M. et Mme Carrot nous ont introduits à leur tour auprès de familles très pauvres avec lesquelles ils entraient en relation très facilement et se sentaient à l'aise. Ils nous les ont fait connaître et nous ont ainsi révélé une réalité de notre région. Lorsqu’il y a trois ans, une assistante sociale nous a demandé d’aller rencontrer une famille qui vivait dans des conditions très dures, M. et Mme Carrot nous ont accompagnés. Il y a eu des atomes crochus entre eux, et nous avons cheminé ensemble avec cette famille qui, depuis décembre, habite enfin un pavillon décent.

Bien sûr, il n’y a pas de miracle. Le cheminement est parfois difficile, lourd, fait de malentendus ou d’incompréhensions mutuelles. Nous aurions aimé un partage plus grand avec des personnes engagées comme nous dans un tel compagnonnage.

« Depuis dix ans, nous sommes à la campagne »

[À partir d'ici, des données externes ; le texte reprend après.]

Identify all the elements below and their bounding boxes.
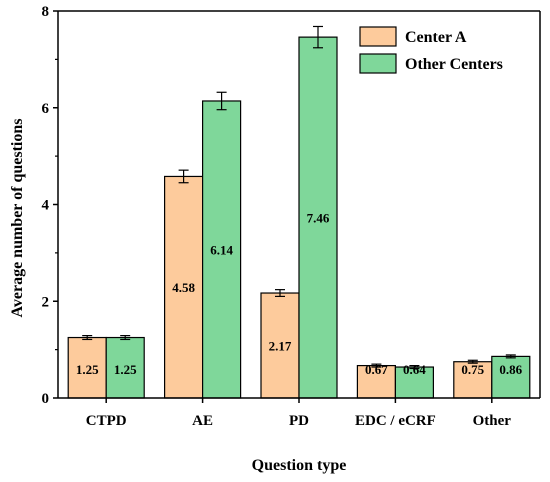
legend-label: Center A [405, 29, 467, 46]
x-tick-label: AE [192, 413, 213, 429]
bar [105, 336, 145, 399]
bars-layer [67, 36, 531, 399]
bar [491, 355, 531, 399]
legend-swatch [359, 53, 397, 74]
y-tick-label: 0 [42, 391, 50, 407]
x-axis-title: Question type [252, 457, 347, 474]
x-tick-label: PD [289, 413, 309, 429]
bar [202, 100, 242, 399]
data-label: 0.67 [365, 362, 388, 377]
x-tick-label: CTPD [86, 413, 127, 429]
bar [67, 336, 107, 399]
data-label: 7.46 [307, 211, 330, 226]
data-label: 6.14 [210, 242, 233, 257]
data-label: 2.17 [269, 339, 292, 354]
axes-layer: 0 2 4 6 8 CTPD AE PD EDC / eCRF Other [42, 4, 541, 429]
x-tick-label: EDC / eCRF [355, 413, 436, 429]
error-bars-layer [82, 25, 516, 370]
data-label: 0.64 [403, 362, 426, 377]
legend-label: Other Centers [405, 56, 503, 73]
bar [394, 366, 434, 399]
data-label: 4.58 [172, 280, 195, 295]
data-labels-layer: 1.25 1.25 4.58 6.14 2.17 7.46 0.67 0.64 0.75 0.86 [76, 211, 523, 377]
data-label: 1.25 [76, 362, 99, 377]
y-tick-label: 2 [42, 294, 50, 310]
legend: Center A Other Centers [359, 26, 503, 74]
y-tick-label: 4 [42, 198, 50, 214]
y-tick-label: 6 [42, 101, 50, 117]
data-label: 1.25 [114, 362, 137, 377]
data-label: 0.86 [499, 362, 522, 377]
bar [298, 36, 338, 399]
y-axis-title: Average number of questions [9, 119, 26, 318]
y-tick-label: 8 [42, 4, 50, 20]
legend-swatch [359, 26, 397, 47]
data-label: 0.75 [461, 362, 484, 377]
x-tick-label: Other [473, 413, 512, 429]
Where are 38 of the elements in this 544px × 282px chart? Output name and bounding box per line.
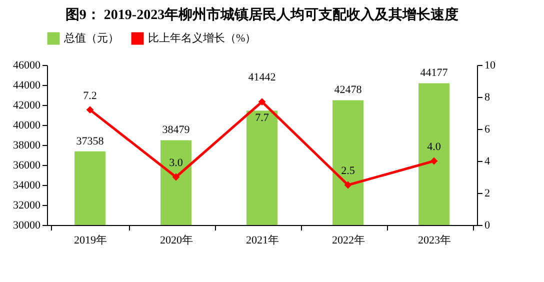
x-tick-label: 2022年 xyxy=(332,234,365,246)
data-label: 37358 xyxy=(76,135,104,148)
data-label: 2.5 xyxy=(341,165,356,177)
data-label: 42478 xyxy=(334,84,362,96)
data-label: 41442 xyxy=(248,72,276,84)
data-label: 38479 xyxy=(162,124,190,136)
data-label: 44177 xyxy=(420,67,448,80)
data-label: 3.0 xyxy=(169,157,184,169)
y-tick-label: 40000 xyxy=(13,120,41,132)
y-tick-label: 46000 xyxy=(13,60,41,72)
legend-label: 比上年名义增长（%） xyxy=(148,32,256,45)
legend-label: 总值（元） xyxy=(63,32,119,45)
y-tick-label: 42000 xyxy=(13,100,41,112)
y2-tick-label: 0 xyxy=(484,220,490,232)
point xyxy=(172,173,180,181)
y2-tick-label: 6 xyxy=(484,124,490,136)
data-label: 4.0 xyxy=(427,141,442,153)
y2-tick-label: 2 xyxy=(484,188,490,200)
data-label: 7.2 xyxy=(83,90,97,102)
x-tick-label: 2020年 xyxy=(160,234,193,246)
x-tick-label: 2021年 xyxy=(246,234,279,246)
y-tick-label: 34000 xyxy=(13,180,41,192)
point xyxy=(86,106,94,114)
y-tick-label: 44000 xyxy=(13,80,41,92)
y2-tick-label: 4 xyxy=(484,156,490,168)
x-tick-label: 2023年 xyxy=(418,234,451,246)
x-tick-label: 2019年 xyxy=(74,234,107,246)
point xyxy=(430,157,438,165)
data-label: 7.7 xyxy=(255,112,270,124)
y-tick-label: 36000 xyxy=(13,160,41,172)
y-tick-label: 30000 xyxy=(13,220,41,232)
chart-title: 图9： 2019-2023年柳州市城镇居民人均可支配收入及其增长速度 xyxy=(65,6,459,23)
y-tick-label: 32000 xyxy=(13,200,41,212)
y2-tick-label: 10 xyxy=(484,60,496,72)
point xyxy=(344,181,352,189)
point xyxy=(258,98,266,106)
y-tick-label: 38000 xyxy=(13,140,41,152)
y2-tick-label: 8 xyxy=(484,92,490,104)
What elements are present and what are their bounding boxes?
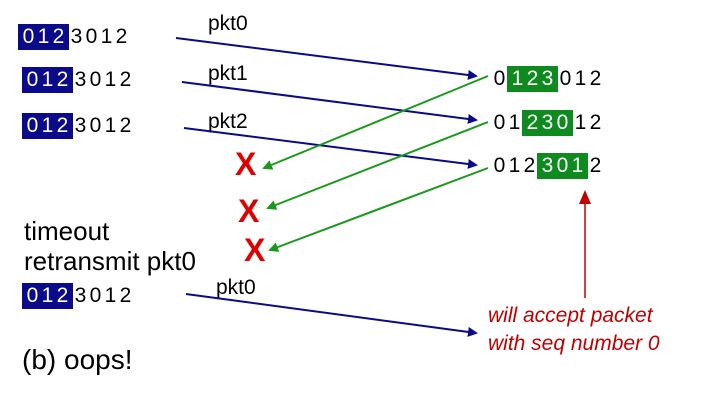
- seq-num: 1: [511, 67, 524, 90]
- accept-note-line-2: with seq number 0: [488, 332, 660, 355]
- seq-num: 1: [574, 67, 587, 90]
- caption: (b) oops!: [22, 344, 133, 375]
- loss-x-icon: X: [238, 193, 260, 229]
- loss-x-icon: X: [235, 146, 257, 182]
- ack-arrow-2: [268, 167, 489, 252]
- seq-num: 2: [56, 284, 69, 307]
- seq-num: 3: [541, 67, 554, 90]
- pointer-arrow-head: [579, 190, 591, 204]
- sender-window-2: 0 1 2: [22, 113, 73, 139]
- packet-arrow-retransmit: [185, 293, 478, 337]
- seq-num: 0: [559, 67, 572, 90]
- seq-num: 3: [74, 114, 87, 137]
- sender-window-0: 0 1 2: [18, 24, 69, 50]
- ack-arrow-0: [262, 75, 489, 170]
- seq-num: 0: [556, 154, 569, 177]
- seq-num: 2: [589, 111, 602, 134]
- seq-num: 0: [26, 114, 39, 137]
- seq-num: 1: [104, 284, 117, 307]
- receiver-seq-row-0: 0 1 2 3 0 1 2: [492, 66, 603, 92]
- seq-num: 2: [523, 154, 536, 177]
- packet-arrow-1: [181, 81, 478, 124]
- retransmit-seq-row: 0 1 2 3 0 1 2: [22, 283, 133, 309]
- seq-num: 3: [74, 284, 87, 307]
- seq-num: 2: [56, 68, 69, 91]
- seq-num: 1: [41, 114, 54, 137]
- seq-num: 1: [100, 25, 113, 48]
- seq-num: 2: [119, 114, 132, 137]
- seq-num: 2: [526, 67, 539, 90]
- seq-num: 0: [26, 68, 39, 91]
- sender-seq-row-0: 0 1 2 3 0 1 2: [18, 24, 129, 50]
- seq-num: 3: [74, 68, 87, 91]
- packet-arrow-2: [183, 127, 478, 169]
- sender-seq-row-2: 0 1 2 3 0 1 2: [22, 113, 133, 139]
- retransmit-packet-label: pkt0: [216, 276, 256, 299]
- receiver-window-2: 3 0 1: [537, 153, 588, 179]
- receiver-seq-row-1: 0 1 2 3 0 1 2: [492, 110, 603, 136]
- packet-arrow-0: [175, 37, 478, 80]
- seq-num: 3: [70, 25, 83, 48]
- receiver-window-0: 1 2 3: [507, 66, 558, 92]
- seq-num: 0: [85, 25, 98, 48]
- accept-note-line-1: will accept packet: [488, 304, 653, 327]
- seq-num: 0: [89, 68, 102, 91]
- seq-num: 2: [119, 68, 132, 91]
- seq-num: 2: [526, 111, 539, 134]
- seq-num: 0: [493, 67, 506, 90]
- seq-num: 1: [37, 25, 50, 48]
- retransmit-label: retransmit pkt0: [24, 246, 196, 276]
- packet-label-1: pkt1: [208, 62, 248, 85]
- seq-num: 1: [574, 111, 587, 134]
- seq-num: 1: [41, 68, 54, 91]
- seq-num: 2: [589, 67, 602, 90]
- seq-num: 2: [115, 25, 128, 48]
- seq-num: 0: [89, 284, 102, 307]
- seq-num: 2: [119, 284, 132, 307]
- seq-num: 0: [22, 25, 35, 48]
- seq-num: 1: [41, 284, 54, 307]
- packet-label-0: pkt0: [208, 12, 248, 35]
- seq-num: 3: [541, 111, 554, 134]
- seq-num: 2: [589, 154, 602, 177]
- seq-num: 1: [571, 154, 584, 177]
- ack-arrow-1: [266, 121, 489, 210]
- seq-num: 0: [26, 284, 39, 307]
- seq-num: 2: [52, 25, 65, 48]
- seq-num: 3: [541, 154, 554, 177]
- receiver-window-1: 2 3 0: [522, 110, 573, 136]
- timeout-label: timeout: [24, 216, 110, 246]
- seq-num: 1: [104, 114, 117, 137]
- seq-num: 1: [508, 111, 521, 134]
- receiver-seq-row-2: 0 1 2 3 0 1 2: [492, 153, 603, 179]
- seq-num: 1: [104, 68, 117, 91]
- seq-num: 0: [493, 154, 506, 177]
- loss-x-icon: X: [244, 232, 266, 268]
- seq-num: 1: [508, 154, 521, 177]
- seq-num: 2: [56, 114, 69, 137]
- seq-num: 0: [556, 111, 569, 134]
- retransmit-window: 0 1 2: [22, 283, 73, 309]
- sender-seq-row-1: 0 1 2 3 0 1 2: [22, 67, 133, 93]
- seq-num: 0: [493, 111, 506, 134]
- seq-num: 0: [89, 114, 102, 137]
- packet-label-2: pkt2: [208, 110, 248, 133]
- sender-window-1: 0 1 2: [22, 67, 73, 93]
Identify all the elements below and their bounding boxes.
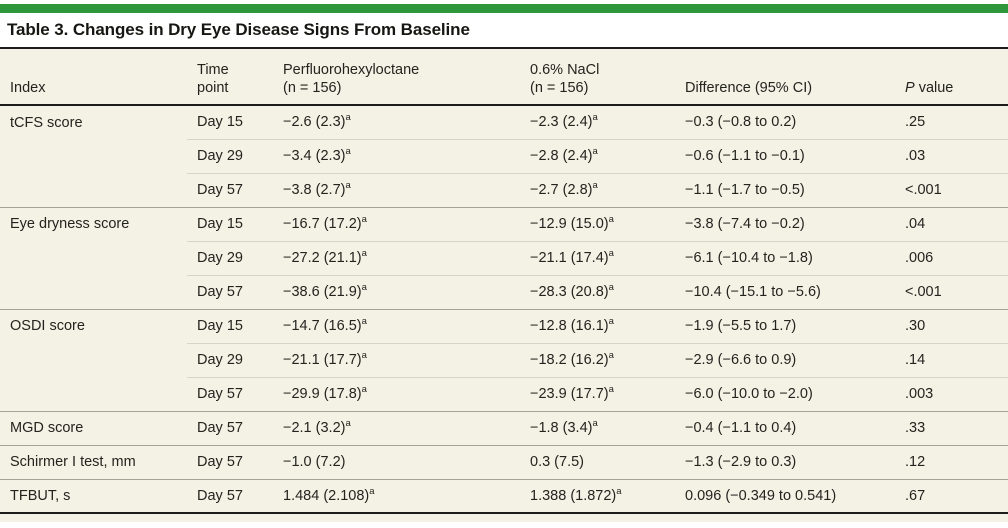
table-row: OSDI score Day 15 −14.7 (16.5)a −12.8 (16.1… — [0, 308, 1008, 343]
table-accent-bar — [0, 4, 1008, 13]
cell-nacl: −2.8 (2.4)a — [520, 138, 675, 173]
table-row: Day 57 −38.6 (21.9)a −28.3 (20.8)a −10.4 (−… — [0, 274, 1008, 309]
cell-p-value: .30 — [895, 308, 1008, 343]
table-row: Day 29 −21.1 (17.7)a −18.2 (16.2)a −2.9 (−6… — [0, 342, 1008, 377]
cell-nacl: −12.9 (15.0)a — [520, 206, 675, 241]
cell-nacl: −21.1 (17.4)a — [520, 240, 675, 275]
cell-time-point: Day 57 — [187, 376, 273, 411]
table-row: Day 29 −27.2 (21.1)a −21.1 (17.4)a −6.1 (−1… — [0, 240, 1008, 275]
cell-index: OSDI score — [0, 308, 187, 343]
cell-nacl: 0.3 (7.5) — [520, 444, 675, 479]
cell-index: tCFS score — [0, 104, 187, 139]
table-footer-strip — [0, 514, 1008, 522]
cell-p-value: .03 — [895, 138, 1008, 173]
cell-p-value: .006 — [895, 240, 1008, 275]
cell-p-value: .003 — [895, 376, 1008, 411]
table-row: Eye dryness score Day 15 −16.7 (17.2)a −12.… — [0, 206, 1008, 241]
table-row: Schirmer I test, mm Day 57 −1.0 (7.2) 0.3 (… — [0, 444, 1008, 479]
cell-p-value: <.001 — [895, 274, 1008, 309]
table-title: Table 3. Changes in Dry Eye Disease Sign… — [7, 20, 470, 39]
cell-difference: 0.096 (−0.349 to 0.541) — [675, 478, 895, 513]
cell-perfluorohexyloctane: −1.0 (7.2) — [273, 444, 520, 479]
cell-p-value: <.001 — [895, 172, 1008, 207]
cell-time-point: Day 15 — [187, 308, 273, 343]
cell-index — [0, 343, 187, 377]
dry-eye-disease-signs-table: Index Time point Perfluorohexyloctane (n = 1… — [0, 47, 1008, 514]
cell-perfluorohexyloctane: −21.1 (17.7)a — [273, 342, 520, 377]
cell-time-point: Day 57 — [187, 478, 273, 513]
cell-time-point: Day 15 — [187, 104, 273, 139]
cell-p-value: .33 — [895, 410, 1008, 445]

Nous avons vécu quinze ans en ville. Depuis dix ans, nous sommes à la campagne. Nous avons d'abord habité dans un village où  nous n’étions pas connus, mais on nous attendait, Bernard Berthet (voir ci-dessus) avait préparé le chemin. Les gens nous disaient bonjour, nous invitaient à prendre le café, le maire nous parlait... nous n'étions pas habitués à ça.

En 1993, nous nous sommes installés dans un bourg de 1000 habitants à quelques kilomètres. Là, on n'aime pas les pauvres, le maire disait : on ne leur a pas demandé de venir, ils n'ont qu'à faire leur jardin et se débrouiller.

Quand mon mari a trouvé du travail – précise Mme Carrot – j'entendais dire : « C'est la femme du Clos (lieu-dit), son mari travaille encore ? » Et M. Carrot interroge : « Depuis que je travaille, les gens me respectent davantage. Est-ce qu'il faut du travail pour être intégré ? En ville, tu es noyé dans la masse, on ne connaît pas ta situation, la pauvreté, on ne la voit pas. A mon avis, on s'en sort mieux dans un village. Nous avons toujours trouvé du bois gratuitement pour le chauffage.

Ici les amis, ça dure. Maintenant nous faisons partie du conseil de solidarité pour expliquer ce que nous avons vécu, nous représentons les autres. » 

Bernard et Colette Berthet

Retraités, mais non sans activités ni relations, Colette et Bernard Berthet habitent dans un village du Jura français dont ils sont originaires.